The 2022 budget reconciliation process provides Congress with the opportunity to correct ingrained weaknesses in the nation’s income support infrastructure. Income support programs help households ensure that they have the income they need, whether through direct cash transfers in programs such as Temporary Assistance for Needy Families, Social Security Disability Insurance, and Unemployment Insurance, or by providing essential goods such as food or housing.

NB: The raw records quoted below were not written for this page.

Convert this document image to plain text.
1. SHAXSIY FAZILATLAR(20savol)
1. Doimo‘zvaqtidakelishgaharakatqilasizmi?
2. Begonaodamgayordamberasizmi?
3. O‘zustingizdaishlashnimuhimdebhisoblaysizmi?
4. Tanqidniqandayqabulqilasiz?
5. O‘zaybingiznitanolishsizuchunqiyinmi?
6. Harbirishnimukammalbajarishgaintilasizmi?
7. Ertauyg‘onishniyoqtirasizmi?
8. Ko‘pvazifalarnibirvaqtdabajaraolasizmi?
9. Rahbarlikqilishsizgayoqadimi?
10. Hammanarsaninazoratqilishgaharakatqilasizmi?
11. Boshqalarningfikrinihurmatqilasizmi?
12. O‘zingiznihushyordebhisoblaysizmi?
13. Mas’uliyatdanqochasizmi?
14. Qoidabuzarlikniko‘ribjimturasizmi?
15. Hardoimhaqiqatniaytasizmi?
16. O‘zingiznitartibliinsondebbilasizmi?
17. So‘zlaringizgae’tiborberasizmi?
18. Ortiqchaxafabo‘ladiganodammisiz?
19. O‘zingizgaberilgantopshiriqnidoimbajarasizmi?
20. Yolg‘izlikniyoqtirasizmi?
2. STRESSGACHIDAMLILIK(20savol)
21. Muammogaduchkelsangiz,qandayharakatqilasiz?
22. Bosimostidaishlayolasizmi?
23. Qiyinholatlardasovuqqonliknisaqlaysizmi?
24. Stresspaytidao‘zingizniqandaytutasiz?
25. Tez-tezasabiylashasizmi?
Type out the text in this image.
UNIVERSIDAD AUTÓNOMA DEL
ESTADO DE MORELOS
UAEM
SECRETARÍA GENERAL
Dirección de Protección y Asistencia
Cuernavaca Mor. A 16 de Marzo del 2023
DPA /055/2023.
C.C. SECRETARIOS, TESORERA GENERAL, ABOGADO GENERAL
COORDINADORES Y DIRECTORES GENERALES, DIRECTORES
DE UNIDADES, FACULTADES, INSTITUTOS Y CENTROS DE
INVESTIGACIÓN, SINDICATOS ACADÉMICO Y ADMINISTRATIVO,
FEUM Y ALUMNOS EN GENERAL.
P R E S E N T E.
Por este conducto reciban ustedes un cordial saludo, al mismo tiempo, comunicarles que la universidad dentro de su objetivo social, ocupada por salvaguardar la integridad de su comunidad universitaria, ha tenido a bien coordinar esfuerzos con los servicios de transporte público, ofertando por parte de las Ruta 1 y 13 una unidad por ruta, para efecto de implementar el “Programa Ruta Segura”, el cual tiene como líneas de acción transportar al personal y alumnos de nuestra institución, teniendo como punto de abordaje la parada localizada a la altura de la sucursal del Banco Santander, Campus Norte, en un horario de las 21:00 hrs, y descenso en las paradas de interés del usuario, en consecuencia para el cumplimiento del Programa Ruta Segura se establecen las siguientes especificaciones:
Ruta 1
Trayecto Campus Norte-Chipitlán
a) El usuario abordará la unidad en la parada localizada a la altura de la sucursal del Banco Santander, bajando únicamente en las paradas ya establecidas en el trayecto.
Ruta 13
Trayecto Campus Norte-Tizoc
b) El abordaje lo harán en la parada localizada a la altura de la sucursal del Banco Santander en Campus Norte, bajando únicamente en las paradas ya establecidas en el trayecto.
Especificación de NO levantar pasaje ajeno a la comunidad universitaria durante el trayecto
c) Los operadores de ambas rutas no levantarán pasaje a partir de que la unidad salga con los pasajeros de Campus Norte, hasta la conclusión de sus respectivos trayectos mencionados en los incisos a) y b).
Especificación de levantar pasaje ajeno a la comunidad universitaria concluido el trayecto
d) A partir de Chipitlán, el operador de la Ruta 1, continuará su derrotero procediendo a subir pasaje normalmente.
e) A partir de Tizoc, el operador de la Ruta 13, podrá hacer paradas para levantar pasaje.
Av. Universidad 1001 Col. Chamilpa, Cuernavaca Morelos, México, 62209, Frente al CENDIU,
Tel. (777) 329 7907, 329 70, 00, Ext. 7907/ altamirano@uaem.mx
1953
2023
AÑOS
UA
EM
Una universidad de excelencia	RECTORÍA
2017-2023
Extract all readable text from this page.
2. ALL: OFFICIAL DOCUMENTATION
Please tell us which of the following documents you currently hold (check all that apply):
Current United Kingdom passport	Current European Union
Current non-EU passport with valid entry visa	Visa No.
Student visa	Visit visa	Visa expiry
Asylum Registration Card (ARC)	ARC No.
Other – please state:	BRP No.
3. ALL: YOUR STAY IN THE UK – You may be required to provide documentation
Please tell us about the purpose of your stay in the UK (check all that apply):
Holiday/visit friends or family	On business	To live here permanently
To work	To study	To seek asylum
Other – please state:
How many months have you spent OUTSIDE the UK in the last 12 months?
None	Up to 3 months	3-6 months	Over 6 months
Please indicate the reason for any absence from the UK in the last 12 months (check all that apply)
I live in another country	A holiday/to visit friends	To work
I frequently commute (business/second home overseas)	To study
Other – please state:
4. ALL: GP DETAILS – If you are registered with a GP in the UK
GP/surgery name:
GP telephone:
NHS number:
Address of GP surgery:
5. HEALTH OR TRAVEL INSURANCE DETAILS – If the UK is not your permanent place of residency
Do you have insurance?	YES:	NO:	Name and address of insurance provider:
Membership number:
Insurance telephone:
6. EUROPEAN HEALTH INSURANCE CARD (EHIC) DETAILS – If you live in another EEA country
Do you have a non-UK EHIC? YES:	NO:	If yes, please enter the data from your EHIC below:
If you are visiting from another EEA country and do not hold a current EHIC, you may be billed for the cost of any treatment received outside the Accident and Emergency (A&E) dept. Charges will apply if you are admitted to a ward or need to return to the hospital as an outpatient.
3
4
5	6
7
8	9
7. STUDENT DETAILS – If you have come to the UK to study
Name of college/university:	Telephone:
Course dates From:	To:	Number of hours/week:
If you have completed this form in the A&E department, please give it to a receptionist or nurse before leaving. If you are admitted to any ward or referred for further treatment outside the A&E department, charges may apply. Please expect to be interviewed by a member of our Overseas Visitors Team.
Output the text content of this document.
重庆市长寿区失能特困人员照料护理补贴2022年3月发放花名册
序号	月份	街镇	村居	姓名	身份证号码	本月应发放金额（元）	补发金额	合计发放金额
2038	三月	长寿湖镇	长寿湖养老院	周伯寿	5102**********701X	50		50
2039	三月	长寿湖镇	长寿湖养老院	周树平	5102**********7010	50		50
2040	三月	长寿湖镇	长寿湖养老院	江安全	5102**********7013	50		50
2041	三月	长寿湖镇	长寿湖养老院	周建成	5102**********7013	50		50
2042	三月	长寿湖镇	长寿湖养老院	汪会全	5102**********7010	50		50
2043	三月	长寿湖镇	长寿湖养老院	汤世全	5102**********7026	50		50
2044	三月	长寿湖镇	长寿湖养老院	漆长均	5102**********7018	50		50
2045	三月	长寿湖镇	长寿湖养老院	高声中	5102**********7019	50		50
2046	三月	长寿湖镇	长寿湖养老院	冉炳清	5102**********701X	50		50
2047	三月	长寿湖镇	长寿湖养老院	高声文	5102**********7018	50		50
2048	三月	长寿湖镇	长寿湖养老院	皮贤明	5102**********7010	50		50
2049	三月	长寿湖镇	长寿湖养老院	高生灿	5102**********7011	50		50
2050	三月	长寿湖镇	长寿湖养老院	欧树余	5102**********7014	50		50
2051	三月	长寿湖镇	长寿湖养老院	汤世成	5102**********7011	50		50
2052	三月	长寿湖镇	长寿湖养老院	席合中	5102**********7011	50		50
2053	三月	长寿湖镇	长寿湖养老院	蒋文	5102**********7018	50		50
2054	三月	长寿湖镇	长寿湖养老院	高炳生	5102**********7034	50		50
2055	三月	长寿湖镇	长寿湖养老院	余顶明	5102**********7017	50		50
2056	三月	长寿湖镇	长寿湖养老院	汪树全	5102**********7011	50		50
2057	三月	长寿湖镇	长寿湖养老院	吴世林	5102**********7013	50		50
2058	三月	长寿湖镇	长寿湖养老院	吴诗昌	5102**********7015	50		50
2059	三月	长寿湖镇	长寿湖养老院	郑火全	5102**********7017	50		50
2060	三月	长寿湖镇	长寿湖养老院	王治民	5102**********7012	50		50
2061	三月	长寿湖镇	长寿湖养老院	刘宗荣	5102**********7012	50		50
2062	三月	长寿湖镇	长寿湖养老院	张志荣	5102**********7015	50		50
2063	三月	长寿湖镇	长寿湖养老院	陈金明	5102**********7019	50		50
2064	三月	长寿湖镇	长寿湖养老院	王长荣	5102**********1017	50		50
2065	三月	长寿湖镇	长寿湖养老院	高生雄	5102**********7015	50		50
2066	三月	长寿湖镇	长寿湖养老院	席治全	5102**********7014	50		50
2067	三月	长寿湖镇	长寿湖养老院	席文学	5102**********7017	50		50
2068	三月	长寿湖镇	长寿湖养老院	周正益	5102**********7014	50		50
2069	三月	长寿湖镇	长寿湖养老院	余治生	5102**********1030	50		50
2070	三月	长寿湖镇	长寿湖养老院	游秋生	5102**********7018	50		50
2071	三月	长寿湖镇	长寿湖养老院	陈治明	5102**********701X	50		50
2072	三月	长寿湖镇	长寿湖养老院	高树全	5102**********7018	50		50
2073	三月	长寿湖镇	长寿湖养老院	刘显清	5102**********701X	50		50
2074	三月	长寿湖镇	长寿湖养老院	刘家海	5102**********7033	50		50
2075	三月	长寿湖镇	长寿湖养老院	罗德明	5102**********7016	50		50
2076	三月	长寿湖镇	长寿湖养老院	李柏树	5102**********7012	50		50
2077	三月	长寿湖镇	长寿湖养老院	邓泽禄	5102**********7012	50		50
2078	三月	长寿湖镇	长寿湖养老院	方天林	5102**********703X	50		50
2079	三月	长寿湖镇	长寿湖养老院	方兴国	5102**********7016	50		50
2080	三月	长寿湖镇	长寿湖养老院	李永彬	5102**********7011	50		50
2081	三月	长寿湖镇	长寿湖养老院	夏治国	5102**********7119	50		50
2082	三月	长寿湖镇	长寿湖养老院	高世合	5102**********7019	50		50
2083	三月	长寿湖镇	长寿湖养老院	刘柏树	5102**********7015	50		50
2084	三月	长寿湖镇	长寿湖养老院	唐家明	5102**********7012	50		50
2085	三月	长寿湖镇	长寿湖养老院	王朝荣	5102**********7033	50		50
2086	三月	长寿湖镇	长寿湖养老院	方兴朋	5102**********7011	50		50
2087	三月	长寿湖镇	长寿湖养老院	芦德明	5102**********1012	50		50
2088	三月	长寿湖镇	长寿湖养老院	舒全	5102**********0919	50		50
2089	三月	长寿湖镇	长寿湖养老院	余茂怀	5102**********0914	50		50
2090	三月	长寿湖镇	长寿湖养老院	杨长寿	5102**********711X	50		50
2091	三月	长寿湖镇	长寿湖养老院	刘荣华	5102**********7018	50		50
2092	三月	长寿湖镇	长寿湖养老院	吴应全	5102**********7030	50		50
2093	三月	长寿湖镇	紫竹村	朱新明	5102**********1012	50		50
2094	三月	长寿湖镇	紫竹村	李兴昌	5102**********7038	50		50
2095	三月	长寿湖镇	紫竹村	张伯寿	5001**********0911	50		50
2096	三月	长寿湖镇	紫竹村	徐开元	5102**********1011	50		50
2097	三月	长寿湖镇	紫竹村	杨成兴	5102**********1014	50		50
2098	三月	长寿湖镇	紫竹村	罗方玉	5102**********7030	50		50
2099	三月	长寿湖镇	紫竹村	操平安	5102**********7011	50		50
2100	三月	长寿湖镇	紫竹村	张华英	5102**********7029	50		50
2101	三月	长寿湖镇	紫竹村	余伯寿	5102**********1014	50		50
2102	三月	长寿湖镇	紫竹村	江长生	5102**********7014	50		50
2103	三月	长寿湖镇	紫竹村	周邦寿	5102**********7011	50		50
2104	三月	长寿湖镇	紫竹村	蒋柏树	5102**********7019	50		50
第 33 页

But work remains to be done to ensure that these income support programs meet their full economic potential. Eligibility remains too strict, benefits are too hard to access for those who are eligible, and benefit levels remain too low to support families’ personal and economic well-being. Unemployment Insurance benefits, for example, are too low in every state to cover families’ basic needs. (See Figure 2.)
Figure 2
Conclusion
Economic growth that is strong, stable, and broadly shared will only be achieved by making choices that prioritize robust public investments in people and communities and sustain the workers and families who are the foundation of our economy. An adequate social infrastructure program that can deliver on its economic promise is worth the cost. And now, with the cost of borrowing at record lows, policymakers can prioritize investments in the nation’s social infrastructure at an effective discount, further accentuating the short- and long-term economic benefits of caregiving, paid family and medical leave, early care and education, and income support programs.
As the United States works to emerge from the greatest health, economic, and caregiving crisis in decades, Congress has the opportunity to correct decades of neglect to our nation’s social infrastructure. Rather than shirking this opportunity due to unfounded concerns over cost, policymakers must use the budget reconciliation process to seize this historic moment and invest in the programs and people who will grow our economy immediately and in the long term.